The set $H := \bigoplus\limits_{j=-\infty}^{\infty} G$ forms a group under componentwise group law on $G$. That is the direct product and that means essentially the same thing as $H' = \prod\limits_{j={-\infty}}^{\infty} G = \dots \times G \times \dots$ except there is only a finite number of non-identity entries in each element. In either case, component-wise appylying $G$'s group law would form a group in these bi-infinite products.
Clearly we can write componentwise $\cdot$ as $x \cdot y = (x_i \cdot y_i)$ where $x, y \in H$. Then correspondingly we can write component-wise "shift second argument by $k$, and then perform $\cdot$" as $x \cdot_k y = (x_i\cdot y_{i-k})$ so was wondering if a group was also formed or if not, then is it at least associative and thus a monoid with identity $1_H = (\dots, 1, \dots)$ for any $k \in \Bbb{Z}$?
What's the simplest proof you can give of associativity of $\cdot_k$, knowing that $\cdot \equiv \cdot_0$ is associative by definition of group $G$ and component-wise constructions?
If you need to, choose a basepoint, such as $0$, which would mean that $(a,b) := (\dots, 1, a, b, 1, \dots)$ has an $a$ at index $0$ and a $b$ at index $1$, and so on.
The new operation is not associative. But in a way it fits into another associative operation, if we allow $k$ to vary and keep track of its value.
The mapping $$\phi:(y_i)\mapsto(y_{i-k})$$ is an automorphism of $H$. Your product is defined as $$ x\cdot_k y=x\cdot \phi(y). $$ As you observed, this is not associative, because $$ (x\cdot_k y)\cdot_kz=(x\cdot\phi(y))\cdot\phi(z), $$ but $$ x\cdot_k(y\cdot_kz)=x\cdot(\phi(y)\cdot\phi(\phi(z))), $$ and in the latter product $\phi$ is applied to $z$ twice.
But this is related to the concept of a semidirect product of groups. Whenever we have a homomorphism $\phi$ from a group $G$ to the group of automorphisms of another group $H$, we can form the semidirect product $H\rtimes_\phi G$. The underlying set is the usual Cartesian product $H\times G$, but the operation defined by the rule $$ (h,g)*(h',g')=(h\phi(g)(h'),gg'). $$ In other words, we twist the $H$-component of the latter factor by applying the automorphism $\phi(g)$ to it before we multiply.

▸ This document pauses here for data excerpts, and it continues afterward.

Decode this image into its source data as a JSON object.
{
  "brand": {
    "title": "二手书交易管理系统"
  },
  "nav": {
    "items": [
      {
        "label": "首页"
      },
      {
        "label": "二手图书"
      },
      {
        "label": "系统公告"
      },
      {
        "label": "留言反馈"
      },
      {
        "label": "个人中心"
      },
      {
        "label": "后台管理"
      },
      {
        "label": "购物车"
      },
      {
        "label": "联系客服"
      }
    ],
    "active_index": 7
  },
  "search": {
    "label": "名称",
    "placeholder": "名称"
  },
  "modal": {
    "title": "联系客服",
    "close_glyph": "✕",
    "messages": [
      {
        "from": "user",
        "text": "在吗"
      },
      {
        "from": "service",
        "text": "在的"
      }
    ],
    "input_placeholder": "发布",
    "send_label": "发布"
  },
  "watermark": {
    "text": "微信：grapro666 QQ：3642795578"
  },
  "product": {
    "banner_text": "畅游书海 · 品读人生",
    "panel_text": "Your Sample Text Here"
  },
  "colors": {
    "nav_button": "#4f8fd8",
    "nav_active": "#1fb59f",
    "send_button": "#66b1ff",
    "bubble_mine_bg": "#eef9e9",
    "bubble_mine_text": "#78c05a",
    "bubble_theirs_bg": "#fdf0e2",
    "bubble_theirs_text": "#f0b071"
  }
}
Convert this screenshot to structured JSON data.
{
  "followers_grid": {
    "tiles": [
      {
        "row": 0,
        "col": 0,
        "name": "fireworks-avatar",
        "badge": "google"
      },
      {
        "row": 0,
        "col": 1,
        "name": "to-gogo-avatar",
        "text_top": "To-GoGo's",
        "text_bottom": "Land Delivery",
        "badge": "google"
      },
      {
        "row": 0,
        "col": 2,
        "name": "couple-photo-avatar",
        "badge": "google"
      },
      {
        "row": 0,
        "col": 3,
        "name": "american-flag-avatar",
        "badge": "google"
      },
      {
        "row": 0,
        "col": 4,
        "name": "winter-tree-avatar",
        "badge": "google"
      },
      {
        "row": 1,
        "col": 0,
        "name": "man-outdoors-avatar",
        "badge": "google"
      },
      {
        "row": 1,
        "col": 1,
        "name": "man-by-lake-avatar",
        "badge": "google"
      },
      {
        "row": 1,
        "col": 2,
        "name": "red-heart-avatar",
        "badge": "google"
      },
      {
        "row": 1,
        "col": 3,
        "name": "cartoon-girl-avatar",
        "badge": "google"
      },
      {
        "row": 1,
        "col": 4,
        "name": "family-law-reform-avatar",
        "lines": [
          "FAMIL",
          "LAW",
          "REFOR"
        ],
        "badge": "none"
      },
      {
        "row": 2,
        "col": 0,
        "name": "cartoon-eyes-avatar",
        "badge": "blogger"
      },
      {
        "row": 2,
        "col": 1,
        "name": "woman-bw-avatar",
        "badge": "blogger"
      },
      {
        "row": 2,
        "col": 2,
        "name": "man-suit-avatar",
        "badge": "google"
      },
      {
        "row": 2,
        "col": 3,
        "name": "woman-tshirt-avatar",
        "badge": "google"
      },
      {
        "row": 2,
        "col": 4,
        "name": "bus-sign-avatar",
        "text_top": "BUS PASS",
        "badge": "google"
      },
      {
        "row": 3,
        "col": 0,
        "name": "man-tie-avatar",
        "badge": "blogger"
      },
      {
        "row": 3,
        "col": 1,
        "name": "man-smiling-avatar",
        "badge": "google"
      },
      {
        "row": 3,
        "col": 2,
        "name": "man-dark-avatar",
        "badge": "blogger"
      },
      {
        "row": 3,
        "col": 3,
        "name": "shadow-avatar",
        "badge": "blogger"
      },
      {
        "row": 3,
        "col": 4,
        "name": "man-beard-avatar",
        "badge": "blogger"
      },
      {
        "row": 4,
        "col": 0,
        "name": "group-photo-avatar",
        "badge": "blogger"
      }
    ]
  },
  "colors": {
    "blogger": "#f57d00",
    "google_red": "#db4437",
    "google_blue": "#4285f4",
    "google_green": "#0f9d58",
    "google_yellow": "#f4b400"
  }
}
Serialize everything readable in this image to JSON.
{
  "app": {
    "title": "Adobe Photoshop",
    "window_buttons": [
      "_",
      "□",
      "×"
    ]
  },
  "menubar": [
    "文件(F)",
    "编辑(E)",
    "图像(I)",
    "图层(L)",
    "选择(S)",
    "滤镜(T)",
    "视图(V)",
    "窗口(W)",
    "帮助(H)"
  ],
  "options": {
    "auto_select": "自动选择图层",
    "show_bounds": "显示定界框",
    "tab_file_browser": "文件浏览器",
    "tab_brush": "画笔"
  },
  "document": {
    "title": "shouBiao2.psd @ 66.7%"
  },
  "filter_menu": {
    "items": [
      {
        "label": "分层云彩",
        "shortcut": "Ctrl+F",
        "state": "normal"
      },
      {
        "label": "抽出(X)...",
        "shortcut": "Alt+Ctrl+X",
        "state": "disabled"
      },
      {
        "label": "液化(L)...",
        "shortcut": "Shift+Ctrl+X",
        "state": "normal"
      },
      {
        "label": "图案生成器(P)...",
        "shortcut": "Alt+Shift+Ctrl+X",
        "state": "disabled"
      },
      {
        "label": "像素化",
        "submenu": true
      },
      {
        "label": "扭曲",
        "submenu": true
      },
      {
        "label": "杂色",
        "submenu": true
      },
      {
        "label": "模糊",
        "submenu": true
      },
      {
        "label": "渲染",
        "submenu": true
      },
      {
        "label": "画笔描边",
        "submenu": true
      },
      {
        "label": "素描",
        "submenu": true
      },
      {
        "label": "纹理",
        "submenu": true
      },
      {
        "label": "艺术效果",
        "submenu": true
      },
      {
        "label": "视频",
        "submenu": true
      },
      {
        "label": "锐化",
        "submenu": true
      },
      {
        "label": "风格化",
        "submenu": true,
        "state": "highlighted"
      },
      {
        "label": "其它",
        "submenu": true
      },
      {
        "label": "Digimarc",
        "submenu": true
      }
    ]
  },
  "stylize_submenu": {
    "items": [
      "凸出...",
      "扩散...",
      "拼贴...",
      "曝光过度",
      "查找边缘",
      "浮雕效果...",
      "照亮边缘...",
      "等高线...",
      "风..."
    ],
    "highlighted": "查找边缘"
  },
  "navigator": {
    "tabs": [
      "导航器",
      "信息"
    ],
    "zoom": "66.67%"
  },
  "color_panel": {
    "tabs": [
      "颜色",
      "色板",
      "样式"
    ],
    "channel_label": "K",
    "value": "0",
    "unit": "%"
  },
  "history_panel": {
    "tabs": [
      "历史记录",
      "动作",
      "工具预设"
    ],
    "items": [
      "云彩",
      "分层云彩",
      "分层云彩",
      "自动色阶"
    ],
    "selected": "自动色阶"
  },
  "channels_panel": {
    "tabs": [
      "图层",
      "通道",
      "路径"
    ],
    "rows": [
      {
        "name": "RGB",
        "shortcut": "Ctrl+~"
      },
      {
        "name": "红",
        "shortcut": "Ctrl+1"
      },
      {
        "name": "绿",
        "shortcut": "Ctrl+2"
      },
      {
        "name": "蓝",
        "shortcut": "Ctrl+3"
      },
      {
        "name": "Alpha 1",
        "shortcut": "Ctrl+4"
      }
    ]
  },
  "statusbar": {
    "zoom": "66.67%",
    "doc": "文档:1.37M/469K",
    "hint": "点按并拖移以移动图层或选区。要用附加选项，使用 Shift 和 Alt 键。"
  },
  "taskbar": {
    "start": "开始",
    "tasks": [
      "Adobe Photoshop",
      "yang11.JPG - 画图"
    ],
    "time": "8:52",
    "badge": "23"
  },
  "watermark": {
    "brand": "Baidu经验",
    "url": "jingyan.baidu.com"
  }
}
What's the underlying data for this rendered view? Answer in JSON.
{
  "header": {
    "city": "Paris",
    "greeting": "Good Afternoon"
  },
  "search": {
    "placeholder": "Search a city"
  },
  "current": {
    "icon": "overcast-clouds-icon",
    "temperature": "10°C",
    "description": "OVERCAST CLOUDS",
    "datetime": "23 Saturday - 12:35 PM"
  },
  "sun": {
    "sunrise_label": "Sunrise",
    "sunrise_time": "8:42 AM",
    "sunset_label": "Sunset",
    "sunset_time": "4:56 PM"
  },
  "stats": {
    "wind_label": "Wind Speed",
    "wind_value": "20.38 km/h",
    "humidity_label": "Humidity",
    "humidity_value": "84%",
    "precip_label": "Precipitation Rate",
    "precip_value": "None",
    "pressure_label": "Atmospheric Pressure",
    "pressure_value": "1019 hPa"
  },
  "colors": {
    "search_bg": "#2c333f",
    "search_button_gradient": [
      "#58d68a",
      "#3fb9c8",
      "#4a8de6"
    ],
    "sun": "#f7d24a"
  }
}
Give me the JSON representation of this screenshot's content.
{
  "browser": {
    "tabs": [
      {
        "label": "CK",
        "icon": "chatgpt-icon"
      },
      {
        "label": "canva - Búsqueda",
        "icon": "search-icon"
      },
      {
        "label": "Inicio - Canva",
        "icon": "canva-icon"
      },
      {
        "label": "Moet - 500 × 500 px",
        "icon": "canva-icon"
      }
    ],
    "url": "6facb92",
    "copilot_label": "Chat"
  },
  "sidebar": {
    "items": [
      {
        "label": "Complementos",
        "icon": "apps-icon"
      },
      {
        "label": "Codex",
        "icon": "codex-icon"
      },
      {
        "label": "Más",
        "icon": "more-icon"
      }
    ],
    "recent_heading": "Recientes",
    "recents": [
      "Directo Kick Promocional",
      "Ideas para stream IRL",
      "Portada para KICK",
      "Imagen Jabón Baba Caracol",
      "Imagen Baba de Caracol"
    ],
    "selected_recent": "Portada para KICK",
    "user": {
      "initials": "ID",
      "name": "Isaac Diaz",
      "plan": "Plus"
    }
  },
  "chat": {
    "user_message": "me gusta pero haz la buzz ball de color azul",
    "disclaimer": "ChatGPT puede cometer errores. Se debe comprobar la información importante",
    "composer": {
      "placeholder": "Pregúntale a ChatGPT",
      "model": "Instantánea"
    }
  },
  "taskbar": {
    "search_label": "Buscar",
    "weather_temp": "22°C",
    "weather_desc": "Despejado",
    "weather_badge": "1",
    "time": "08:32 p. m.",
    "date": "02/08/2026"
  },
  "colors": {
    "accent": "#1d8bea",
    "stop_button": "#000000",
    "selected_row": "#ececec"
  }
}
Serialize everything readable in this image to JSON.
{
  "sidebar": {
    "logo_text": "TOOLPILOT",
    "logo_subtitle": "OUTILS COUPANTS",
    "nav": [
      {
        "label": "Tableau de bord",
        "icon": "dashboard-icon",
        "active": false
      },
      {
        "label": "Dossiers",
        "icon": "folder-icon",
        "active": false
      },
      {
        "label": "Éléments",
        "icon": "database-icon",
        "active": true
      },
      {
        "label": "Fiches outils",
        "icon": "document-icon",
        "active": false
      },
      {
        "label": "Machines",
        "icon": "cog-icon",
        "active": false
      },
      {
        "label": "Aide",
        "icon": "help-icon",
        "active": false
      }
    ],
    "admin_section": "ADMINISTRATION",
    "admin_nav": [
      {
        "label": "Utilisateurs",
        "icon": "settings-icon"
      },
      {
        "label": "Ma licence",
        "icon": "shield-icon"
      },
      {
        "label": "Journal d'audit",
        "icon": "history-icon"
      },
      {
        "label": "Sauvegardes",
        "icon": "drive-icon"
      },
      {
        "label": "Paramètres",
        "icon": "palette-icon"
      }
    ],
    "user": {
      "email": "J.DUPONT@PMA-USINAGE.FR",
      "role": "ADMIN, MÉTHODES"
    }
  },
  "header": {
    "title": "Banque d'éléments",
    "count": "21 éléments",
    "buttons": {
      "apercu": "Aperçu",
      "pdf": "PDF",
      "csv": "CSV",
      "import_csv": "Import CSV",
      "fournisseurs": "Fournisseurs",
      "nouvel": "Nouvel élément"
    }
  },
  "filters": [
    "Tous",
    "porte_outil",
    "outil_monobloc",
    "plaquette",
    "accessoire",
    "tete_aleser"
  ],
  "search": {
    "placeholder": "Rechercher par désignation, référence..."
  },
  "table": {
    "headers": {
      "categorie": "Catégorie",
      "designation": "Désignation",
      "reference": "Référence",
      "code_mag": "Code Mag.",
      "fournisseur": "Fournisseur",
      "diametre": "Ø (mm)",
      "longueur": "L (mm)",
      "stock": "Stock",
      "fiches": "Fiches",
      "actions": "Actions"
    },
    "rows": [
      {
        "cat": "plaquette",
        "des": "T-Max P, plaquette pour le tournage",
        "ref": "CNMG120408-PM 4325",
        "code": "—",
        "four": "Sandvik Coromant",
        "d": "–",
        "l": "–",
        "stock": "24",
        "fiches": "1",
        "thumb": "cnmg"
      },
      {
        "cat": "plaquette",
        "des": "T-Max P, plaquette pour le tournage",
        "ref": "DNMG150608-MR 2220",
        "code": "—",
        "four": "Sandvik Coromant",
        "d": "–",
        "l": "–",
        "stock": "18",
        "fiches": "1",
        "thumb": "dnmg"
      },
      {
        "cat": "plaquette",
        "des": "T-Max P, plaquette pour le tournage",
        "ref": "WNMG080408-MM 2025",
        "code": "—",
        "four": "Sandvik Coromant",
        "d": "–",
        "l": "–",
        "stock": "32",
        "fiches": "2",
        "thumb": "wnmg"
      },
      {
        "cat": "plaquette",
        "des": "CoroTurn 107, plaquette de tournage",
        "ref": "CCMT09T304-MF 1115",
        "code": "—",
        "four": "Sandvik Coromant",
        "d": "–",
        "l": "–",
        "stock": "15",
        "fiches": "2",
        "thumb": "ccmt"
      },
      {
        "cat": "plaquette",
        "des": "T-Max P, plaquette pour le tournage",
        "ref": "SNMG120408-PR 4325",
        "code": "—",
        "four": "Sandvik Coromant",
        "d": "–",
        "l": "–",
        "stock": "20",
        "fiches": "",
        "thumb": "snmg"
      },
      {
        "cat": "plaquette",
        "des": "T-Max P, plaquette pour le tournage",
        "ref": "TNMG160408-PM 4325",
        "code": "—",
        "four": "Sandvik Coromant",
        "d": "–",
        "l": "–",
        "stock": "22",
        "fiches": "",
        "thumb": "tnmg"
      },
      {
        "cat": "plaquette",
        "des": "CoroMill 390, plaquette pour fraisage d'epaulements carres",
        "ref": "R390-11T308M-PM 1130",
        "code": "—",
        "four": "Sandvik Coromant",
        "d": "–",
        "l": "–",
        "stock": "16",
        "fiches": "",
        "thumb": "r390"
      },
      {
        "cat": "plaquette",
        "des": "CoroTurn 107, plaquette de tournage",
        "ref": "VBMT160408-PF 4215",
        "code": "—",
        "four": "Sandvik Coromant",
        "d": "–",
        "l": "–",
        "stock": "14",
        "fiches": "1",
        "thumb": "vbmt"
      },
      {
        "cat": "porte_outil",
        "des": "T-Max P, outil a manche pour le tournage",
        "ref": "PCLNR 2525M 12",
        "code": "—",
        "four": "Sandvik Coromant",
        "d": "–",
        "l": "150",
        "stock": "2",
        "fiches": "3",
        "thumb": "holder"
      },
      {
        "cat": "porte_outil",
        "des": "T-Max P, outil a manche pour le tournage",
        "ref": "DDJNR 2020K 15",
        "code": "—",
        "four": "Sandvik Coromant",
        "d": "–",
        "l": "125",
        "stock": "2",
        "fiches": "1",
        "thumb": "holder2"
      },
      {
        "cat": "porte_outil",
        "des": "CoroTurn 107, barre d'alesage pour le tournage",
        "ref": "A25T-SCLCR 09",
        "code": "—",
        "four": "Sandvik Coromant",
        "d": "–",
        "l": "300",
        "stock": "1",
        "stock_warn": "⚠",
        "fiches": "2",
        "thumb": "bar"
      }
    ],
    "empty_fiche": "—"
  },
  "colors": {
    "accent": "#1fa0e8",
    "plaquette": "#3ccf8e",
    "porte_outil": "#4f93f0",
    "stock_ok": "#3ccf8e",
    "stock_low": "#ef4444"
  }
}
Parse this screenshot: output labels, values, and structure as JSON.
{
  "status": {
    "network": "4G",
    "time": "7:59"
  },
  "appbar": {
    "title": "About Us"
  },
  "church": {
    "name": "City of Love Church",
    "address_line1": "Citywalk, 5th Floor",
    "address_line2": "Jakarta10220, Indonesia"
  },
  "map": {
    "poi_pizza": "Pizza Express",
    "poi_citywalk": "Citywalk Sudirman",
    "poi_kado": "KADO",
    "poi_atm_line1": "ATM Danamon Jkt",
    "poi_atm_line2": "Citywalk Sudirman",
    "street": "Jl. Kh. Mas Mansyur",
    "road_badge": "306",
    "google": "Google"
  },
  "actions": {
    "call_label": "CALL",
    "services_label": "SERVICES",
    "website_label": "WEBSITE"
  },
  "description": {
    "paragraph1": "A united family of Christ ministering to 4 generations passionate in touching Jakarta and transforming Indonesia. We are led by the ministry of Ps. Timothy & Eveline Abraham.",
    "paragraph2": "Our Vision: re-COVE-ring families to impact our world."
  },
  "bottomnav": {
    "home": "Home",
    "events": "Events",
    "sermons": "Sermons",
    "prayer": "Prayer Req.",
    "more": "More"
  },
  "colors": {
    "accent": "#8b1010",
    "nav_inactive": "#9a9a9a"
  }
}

The rule $\phi(k):(x_i)\mapsto (x_{i-k})$ defines a homomorphism from the additive group $\Bbb{Z}$ to the group of automorphisms of $H$. In other words, for all $k\in\Bbb{Z}$, the shift mapping $\phi(k)$ is an automorphism of $G$, and furthermore $$\phi(k)\circ\phi(\ell)=\phi(k+\ell)$$ for all integers $k,\ell$. This is related to your question as follows. In the semi-direct product $H\rtimes_\phi\Bbb{Z}$ we have $$ (x,k)*(y,\ell)=(x\cdot_ky,k+\ell). $$ You see that the group operation of the semidirect product keeps track of the "combined" shift (here $k+\ell$), and that makes the operation $*$ associative.